Anyway…You want to know why soccer will again be unsuccessful in taking over the American culture, here are some reasons.

  1. It ain’t football – as in NFL, NCAA, High School or Pop Warner. When your sport’s major selling point is that there’s limited commercials so it ends quickly it seems more like your promoting an oil change instead of something “we can’t get enough of.” Yep, there’s time between each play in football and breaks between possessions, but that’s a major reason it has thrived on television. Football provides the perfect amount of time between plays for our A.D.D. culture to tweet or post on Facebook without missing any of the action. Commercials provide the perfect break to grab a beer or hit the pantry for munchies and not miss a play. (Sadly baseballs downfall in pop-culture is it allows enough time to balance your checkbook between each pitch – whack 20 of the typical 30 seconds between pitches and watch your sports ratings, and relevance in America grow.)

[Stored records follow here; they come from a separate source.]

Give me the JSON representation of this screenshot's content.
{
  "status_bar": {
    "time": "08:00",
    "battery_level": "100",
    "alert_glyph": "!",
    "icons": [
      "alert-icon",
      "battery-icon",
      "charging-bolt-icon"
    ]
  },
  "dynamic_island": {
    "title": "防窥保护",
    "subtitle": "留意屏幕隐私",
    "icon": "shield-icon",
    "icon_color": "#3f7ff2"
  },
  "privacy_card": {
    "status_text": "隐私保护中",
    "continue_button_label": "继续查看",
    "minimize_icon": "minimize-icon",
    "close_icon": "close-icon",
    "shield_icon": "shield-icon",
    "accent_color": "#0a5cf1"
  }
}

  2. Americans are an aggressive lot. A rugged quality was required to build the greatest nation the world has ever seen – or in the case of the Republic of Texas – the greatest “state.” We want aggressive violent action, not the over-dramatic flopping of a four year old girl who’s overtired and cries of lifelong physical impairment because her older sister brushed flesh. Offer that girl a cookie and suddenly it’s “what pain?!” Soccer encourages this melodrama as if contact with an opposing player will require life-flight and most likely an organ transplant. But give that team the ball and suddenly it’s “what injury?!”

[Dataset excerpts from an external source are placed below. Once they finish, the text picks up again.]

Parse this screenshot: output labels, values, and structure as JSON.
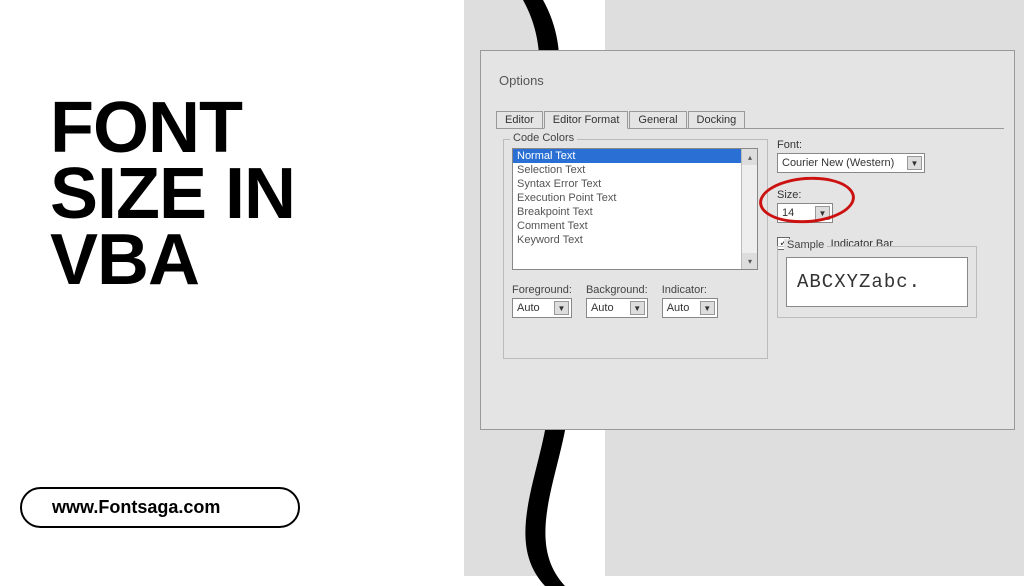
{
  "hero": {
    "line1": "FONT",
    "line2": "SIZE IN",
    "line3": "VBA"
  },
  "website": "www.Fontsaga.com",
  "dialog": {
    "title": "Options",
    "tabs": {
      "editor": "Editor",
      "editor_format": "Editor Format",
      "general": "General",
      "docking": "Docking"
    },
    "code_colors": {
      "group_label": "Code Colors",
      "items": [
        "Normal Text",
        "Selection Text",
        "Syntax Error Text",
        "Execution Point Text",
        "Breakpoint Text",
        "Comment Text",
        "Keyword Text"
      ],
      "selected_index": 0
    },
    "foreground": {
      "label": "Foreground:",
      "value": "Auto"
    },
    "background": {
      "label": "Background:",
      "value": "Auto"
    },
    "indicator": {
      "label": "Indicator:",
      "value": "Auto"
    },
    "font": {
      "label": "Font:",
      "value": "Courier New (Western)"
    },
    "size": {
      "label": "Size:",
      "value": "14"
    },
    "margin_indicator": {
      "label": "Margin Indicator Bar",
      "checked": true
    },
    "sample": {
      "group_label": "Sample",
      "text": "ABCXYZabc."
    }
  }
}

  3. Is an official time-keeper beyond your officiating capabilities? Why is it that every other sport in the civilized world – except baseball which is killing itself by avoiding time limits – has a game clock that runs when the action is on, and stops when the action stops. Never a moments doubt about how much time is left in the contest. Soccer chooses to have a “running clock” with arbitrary extra time at the end of regulation. Apparently flipping the on/off switch is beyond the sports’ ability. Basketball gets down to the tenth-of-a-second, in soccer – we’ll let the clock run for a while and suddenly….times up! Do we really know exactly how much “extra time” was left when Portugal scored the tying goal? Was it not at least a little suspicious that Valera scored Portugal’s tying goal just as time expired? Without an actual game clock we’ll never know just how much “extra time” there was when that goal was scored, what if there wasn’t any? Or what if there was another minute? Dempsey scored in :34-seconds against Ghana. But for a soccer fan – who cares?
  4. The vuvuzela. If there’s a more annoying noise-maker in sports I don’t know it. (Although Mississippi State’s cow bells ain’t far behind in second place.) I thought we had rid ourselves of that pure irritating sound those useless plastic tubes provide. But there I was watching US-Portugal at Chula’s Sports Cantina on Sunday with many of my SportsRadio 610 brethren, and sure enough out come the vuvuzelas. Check please.
  5. Finally, on a more serious note, I believe soccer in America suffers without a competitive product in the US. Current NCAA President Mark Emmert was right about one thing he said while on the stand during the Ed O’Bannon trial as the NCAA tries to keep spending money from its workforce so it can pour those billions into coaches salaries and water falls in their overly  palatial  indoor practice facilities. Americans have minimal interest in minor leagues – which he thinks the NCAA would become if they gave players a dime. For soccer, the best and most skilled players must go overseas to compete at the highest level. As sports fans we’re not really interested in the inferior product, and I can’t believe it doesn’t hurt the growth of developing players capable of winning the World Cup, knowing ultimate success means moving to Europe.